Today, Sheryl Gay Stolberg has one of the lazier articles I’ve seen in the New York Times in a while. Not labeled as “News Analysis,” the piece is one of those “expectation setters,” relying on frustratingly unsourced statements like, “Mr. Obama came into office promising a more bipartisan Washington tone, which he has so far been unable to achieve.” Stolberg doesn’t define what “bipartisan tone” means, fails to adduce any evidence of Obama’s failing, and provides no source — poll or individual — of the information. In other words, it’s unalloyed personal opinion.
Anyway, that sort of writing isn’t unfortunately all that uncommon, but the New York Times really shouldn’t be in the business of this type of “reporting”:
One question for Mr. Obama is whether to try to strong-arm [Blue Dog Democrats], and face a rebellion from some of the very same conservative Democrats who helped put him in office. If he forces them to vote for a bill their constituents do not like, on a timetable that feels too rushed for them, it could hurt them at home. That could mean a bigger political problem for the White House: a resulting loss of Democratic seats in the 2010 midterm elections.
I mean, is Stolberg actually on payroll as a Blue Dog flack? If not, this is really an achievement in press manipulation. Following the logic, if a Blue Dog is pushed to vote for a bill their constituents don’t like, on a schedule they don’t personally like, then the White House risks losing a few unreliable votes in 2010. By my count, there are several things that should be verified in making such a statement.
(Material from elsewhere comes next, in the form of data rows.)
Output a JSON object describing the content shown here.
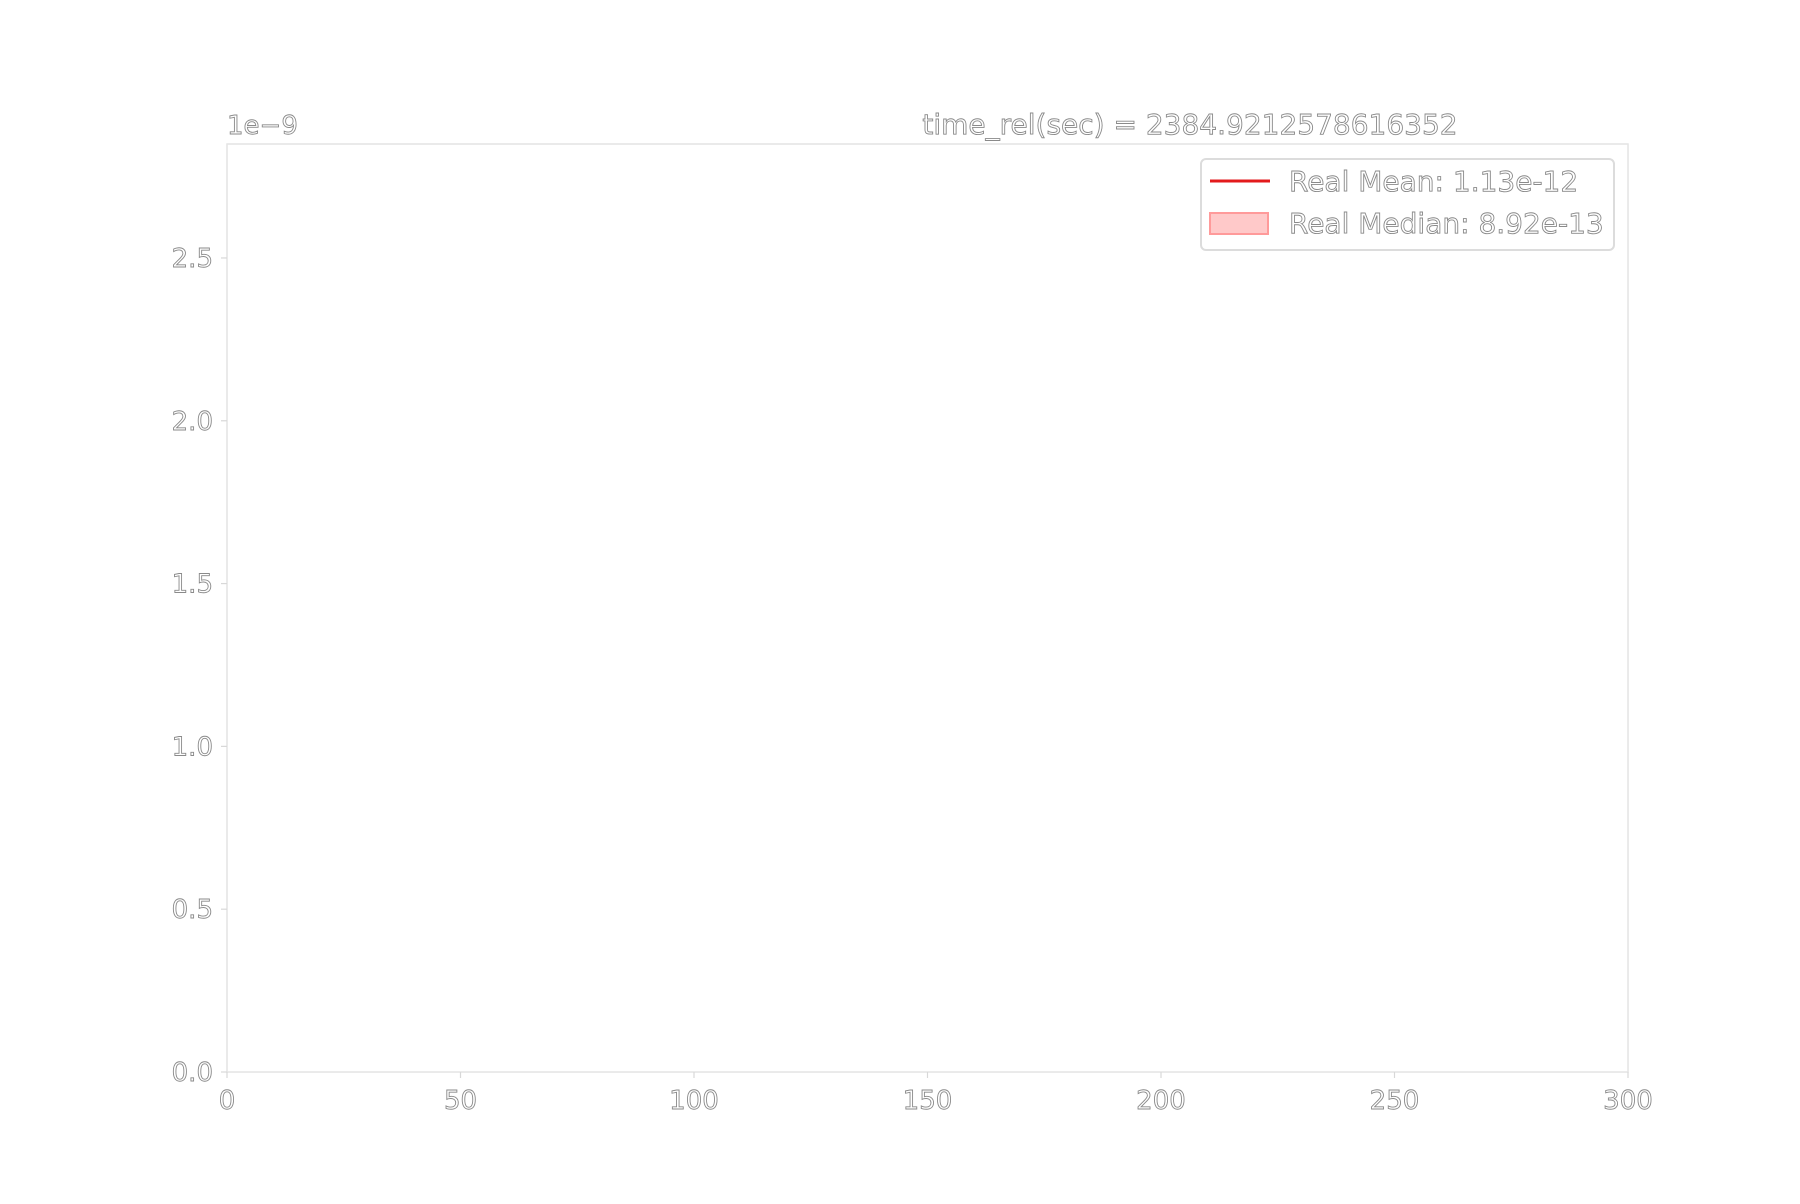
{
  "chart_data": {
    "type": "line",
    "title": "time_rel(sec) = 2384.9212578616352",
    "offset_label": "1e−9",
    "xlabel": "",
    "ylabel": "",
    "xlim": [
      0,
      300
    ],
    "ylim": [
      0,
      2.85
    ],
    "x_ticks": [
      "0",
      "50",
      "100",
      "150",
      "200",
      "250",
      "300"
    ],
    "x_tick_values": [
      0,
      50,
      100,
      150,
      200,
      250,
      300
    ],
    "y_ticks": [
      "0.0",
      "0.5",
      "1.0",
      "1.5",
      "2.0",
      "2.5"
    ],
    "y_tick_values": [
      0.0,
      0.5,
      1.0,
      1.5,
      2.0,
      2.5
    ],
    "grid": false,
    "legend_position": "top-right",
    "series": [
      {
        "name": "Real Mean: 1.13e-12",
        "kind": "line",
        "color": "#e31a1c",
        "values": []
      },
      {
        "name": "Real Median: 8.92e-13",
        "kind": "band",
        "color": "#ffc9c9",
        "edge_color": "#ff9a9a",
        "values": []
      }
    ]
  }
}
First, what do the constituents actually like? Second, why should personal pique at the legislative pace anger constituents? Third, are any of these members at risk of losing their seats? Here are the members in question:
Barrow, John (GA-12)
Gordon, Bart (TN-06)
Harman, Jane (CA-36)
Matheson, Jim (UT-02)
Melancon, Charlie (LA-03)
Ross, Mike (AR-04)
Space, Zack (OH-18)
Now, it’s true that Obama only carried two of these districts (Barrow and Harman at 54 and 64 percent respectively), but it’s also true that not a single one of these Representatives won by less than 60 percent (66, 74, 68, 63, 100, 86, 60). In other words, it’s by no means clear that a vote on health care spells anathema for a group of highly popular legislators a year down the road. What’s more, polls show that over 70 percent of Americans support a public option, which is the one of the only specific problems that the Blue Dogs have ennumarated. In any case, while there is some evidence that Obama isn’t particularly popular in these districts (I wonder why?), there is plenty of evidence that Democrats are popular and that more broadly, health reform is popular. Letting the Blue Dogs off the hook is simply lazy reporting.